اَللّٰهُمَّ أَصْلِحْ أَئِمَّتَنَا وَوُلَاةَ أُمُورِنَا، وَاجْعَلْهُمْ عَادِلِينَ رَحِيمِينَ.

“Ya Allah, perbaikilah para pemimpin dan para pemegang urusan kami, dan jadikanlah mereka pemimpin-pemimpin yang adil dan penuh kasih sayang.

اَللّٰهُمَّ احْفَظْ بِلَادَنَا Indonesia مِنَ الْفِتَنِ مَا ظَهَرَ مِنْهَا وَمَا بَطَنَ، وَاجْعَلْهَا بَلَدًا آمِنًا مُطْمَئِنًّا، وَسَائِرَ بِلَادِ الْمُسْلِمِينَ.

Ya Allah, peliharalah negeri kami Indonesia dari berbagai fitnah, baik yang tampak maupun yang tersembunyi, dan jadikanlah negeri ini sebagai negeri yang aman, tenteram, serta (peliharalah pula) seluruh negeri kaum muslimin.”

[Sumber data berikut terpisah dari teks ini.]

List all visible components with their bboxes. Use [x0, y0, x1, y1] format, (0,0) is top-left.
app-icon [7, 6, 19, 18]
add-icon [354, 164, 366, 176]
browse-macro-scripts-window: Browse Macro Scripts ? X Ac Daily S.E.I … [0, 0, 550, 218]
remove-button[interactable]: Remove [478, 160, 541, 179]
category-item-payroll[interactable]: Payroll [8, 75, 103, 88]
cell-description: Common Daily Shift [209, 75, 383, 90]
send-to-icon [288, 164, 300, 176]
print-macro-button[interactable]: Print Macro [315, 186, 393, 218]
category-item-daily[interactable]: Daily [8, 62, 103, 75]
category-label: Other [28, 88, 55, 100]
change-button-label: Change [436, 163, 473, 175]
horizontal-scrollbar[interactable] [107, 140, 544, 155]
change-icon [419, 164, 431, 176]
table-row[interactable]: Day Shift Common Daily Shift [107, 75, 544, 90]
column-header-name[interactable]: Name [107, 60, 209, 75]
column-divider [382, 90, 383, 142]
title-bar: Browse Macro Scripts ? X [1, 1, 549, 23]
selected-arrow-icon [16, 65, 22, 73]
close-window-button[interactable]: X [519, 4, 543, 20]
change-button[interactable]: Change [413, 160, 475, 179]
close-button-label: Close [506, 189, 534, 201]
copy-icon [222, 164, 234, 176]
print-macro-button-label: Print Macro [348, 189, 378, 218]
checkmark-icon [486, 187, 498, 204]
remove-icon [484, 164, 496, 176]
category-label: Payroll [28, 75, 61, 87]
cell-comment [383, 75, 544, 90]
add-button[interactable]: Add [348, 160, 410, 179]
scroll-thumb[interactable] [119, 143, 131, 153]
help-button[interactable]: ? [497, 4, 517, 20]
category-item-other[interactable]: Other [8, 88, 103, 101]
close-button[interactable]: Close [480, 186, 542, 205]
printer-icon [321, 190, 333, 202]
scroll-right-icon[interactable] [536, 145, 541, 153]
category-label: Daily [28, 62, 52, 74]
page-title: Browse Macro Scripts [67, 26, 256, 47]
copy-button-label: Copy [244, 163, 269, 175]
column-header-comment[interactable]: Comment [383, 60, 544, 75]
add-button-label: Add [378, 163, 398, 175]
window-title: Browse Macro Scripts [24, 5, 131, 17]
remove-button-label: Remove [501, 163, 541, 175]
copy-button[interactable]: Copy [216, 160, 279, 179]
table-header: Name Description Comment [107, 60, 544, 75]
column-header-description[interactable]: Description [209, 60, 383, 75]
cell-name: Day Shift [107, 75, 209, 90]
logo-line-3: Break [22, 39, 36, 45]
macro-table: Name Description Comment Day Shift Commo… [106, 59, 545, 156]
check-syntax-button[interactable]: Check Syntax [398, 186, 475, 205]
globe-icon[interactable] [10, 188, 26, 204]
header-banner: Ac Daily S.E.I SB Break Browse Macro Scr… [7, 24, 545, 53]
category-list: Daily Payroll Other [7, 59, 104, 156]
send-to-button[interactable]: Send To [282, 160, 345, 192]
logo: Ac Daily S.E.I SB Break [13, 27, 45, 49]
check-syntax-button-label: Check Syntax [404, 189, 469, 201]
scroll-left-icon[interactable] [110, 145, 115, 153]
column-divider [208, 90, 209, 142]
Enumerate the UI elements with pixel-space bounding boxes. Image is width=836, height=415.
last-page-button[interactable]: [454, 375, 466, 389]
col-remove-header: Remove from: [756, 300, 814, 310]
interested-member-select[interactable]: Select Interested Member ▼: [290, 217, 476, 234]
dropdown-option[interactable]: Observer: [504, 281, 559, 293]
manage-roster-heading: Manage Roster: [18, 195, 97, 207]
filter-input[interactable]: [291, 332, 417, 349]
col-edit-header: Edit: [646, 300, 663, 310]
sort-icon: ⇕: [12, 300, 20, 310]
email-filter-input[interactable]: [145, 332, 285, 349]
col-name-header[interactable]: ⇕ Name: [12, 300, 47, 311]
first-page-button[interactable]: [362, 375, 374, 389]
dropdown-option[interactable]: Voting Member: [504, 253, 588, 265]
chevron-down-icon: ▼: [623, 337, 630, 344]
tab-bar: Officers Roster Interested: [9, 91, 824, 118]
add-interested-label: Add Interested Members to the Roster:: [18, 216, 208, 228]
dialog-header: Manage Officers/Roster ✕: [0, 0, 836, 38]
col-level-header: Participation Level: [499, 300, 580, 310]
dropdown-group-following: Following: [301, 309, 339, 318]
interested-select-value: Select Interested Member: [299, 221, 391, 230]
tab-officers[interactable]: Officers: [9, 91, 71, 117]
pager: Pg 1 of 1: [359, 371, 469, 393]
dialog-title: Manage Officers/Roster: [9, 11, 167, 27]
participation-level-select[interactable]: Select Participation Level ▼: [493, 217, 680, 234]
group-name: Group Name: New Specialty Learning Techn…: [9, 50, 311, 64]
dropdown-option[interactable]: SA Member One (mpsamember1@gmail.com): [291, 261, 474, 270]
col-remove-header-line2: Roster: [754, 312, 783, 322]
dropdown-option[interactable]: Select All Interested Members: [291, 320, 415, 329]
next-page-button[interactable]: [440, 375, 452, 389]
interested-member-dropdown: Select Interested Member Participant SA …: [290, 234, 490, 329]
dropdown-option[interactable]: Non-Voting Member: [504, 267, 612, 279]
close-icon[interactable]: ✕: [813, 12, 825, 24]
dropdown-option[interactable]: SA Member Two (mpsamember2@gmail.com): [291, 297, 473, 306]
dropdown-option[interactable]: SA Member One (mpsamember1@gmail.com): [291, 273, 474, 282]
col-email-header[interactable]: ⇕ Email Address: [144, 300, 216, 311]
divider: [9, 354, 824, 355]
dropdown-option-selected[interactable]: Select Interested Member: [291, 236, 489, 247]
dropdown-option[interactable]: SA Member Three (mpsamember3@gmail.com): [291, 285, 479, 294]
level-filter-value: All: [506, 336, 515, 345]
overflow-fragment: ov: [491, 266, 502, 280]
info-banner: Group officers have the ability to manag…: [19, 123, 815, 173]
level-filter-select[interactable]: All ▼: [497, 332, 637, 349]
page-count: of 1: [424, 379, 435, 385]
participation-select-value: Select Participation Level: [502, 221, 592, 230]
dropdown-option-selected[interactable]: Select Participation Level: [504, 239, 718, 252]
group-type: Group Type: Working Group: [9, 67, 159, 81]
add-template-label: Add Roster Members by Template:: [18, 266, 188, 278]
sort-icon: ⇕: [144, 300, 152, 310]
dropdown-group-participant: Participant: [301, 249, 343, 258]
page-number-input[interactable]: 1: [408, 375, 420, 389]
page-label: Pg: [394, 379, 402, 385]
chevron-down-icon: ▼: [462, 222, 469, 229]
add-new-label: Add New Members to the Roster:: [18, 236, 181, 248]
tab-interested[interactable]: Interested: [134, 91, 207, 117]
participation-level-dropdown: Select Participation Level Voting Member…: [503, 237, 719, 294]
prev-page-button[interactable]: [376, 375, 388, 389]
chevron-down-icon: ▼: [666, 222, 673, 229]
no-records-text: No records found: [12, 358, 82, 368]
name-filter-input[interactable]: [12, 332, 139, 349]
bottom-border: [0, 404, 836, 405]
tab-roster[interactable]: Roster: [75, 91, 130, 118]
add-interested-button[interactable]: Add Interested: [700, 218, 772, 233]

اللَّهُمَّ آتِ نُفُوسَنَا تَقْوَاهَا، وَزَكِّهَا أَنْتَ خَيْرُ مَنْ زَكَّاهَا، أَنْتَ وَلِيُّهَا وَمَوْلَاهَا.

Ya Allah, berikanlah ketakwaan pada jiwa-jiwa kami, sucikanlah ia karena Engkau sebaik-baik Dzat yang mensucikannya, Engkaulah Pelindung dan Penguasanya.

رَبَّنَا آتِنَا فِي الدُّنْيَا حَسَنَةً وَفِي الْآخِرَةِ حَسَنَةً وَقِنَا عَذَابَ النَّارِ

Ya Tuhan kami, berikanlah kami kebaikan di dunia dan kebaikan di akhirat, dan lindungilah kami dari azab api neraka.

[Penutup]

عِبَادَ اللّٰهِ، إِنَّ اللّٰهَ يَأْمُرُ بِالْعَدْلِ وَالْإِحْسَانِ وَإِيتَاءِ ذِي الْقُرْبَى وَيَنْهَى عَنِ الْفَحْشَاءِ وَالْمُنْكَرِ وَالْبَغْيِ يَعِظُكُمْ لَعَلَّكُمْ تَذَكَّرُونَ. فَاذْكُرُوا اللّٰهَ الْعَظِيمَ يَذْكُرْكُمْ، وَاسْأَلُوهُ مِنْ فَضْلِهِ يُعْطِكُمْ، وَلَذِكْرُ اللّٰهِ أَكْبَرُ، وَاللّٰهُ يَعْلَمُ مَا تَصْنَعُونَ.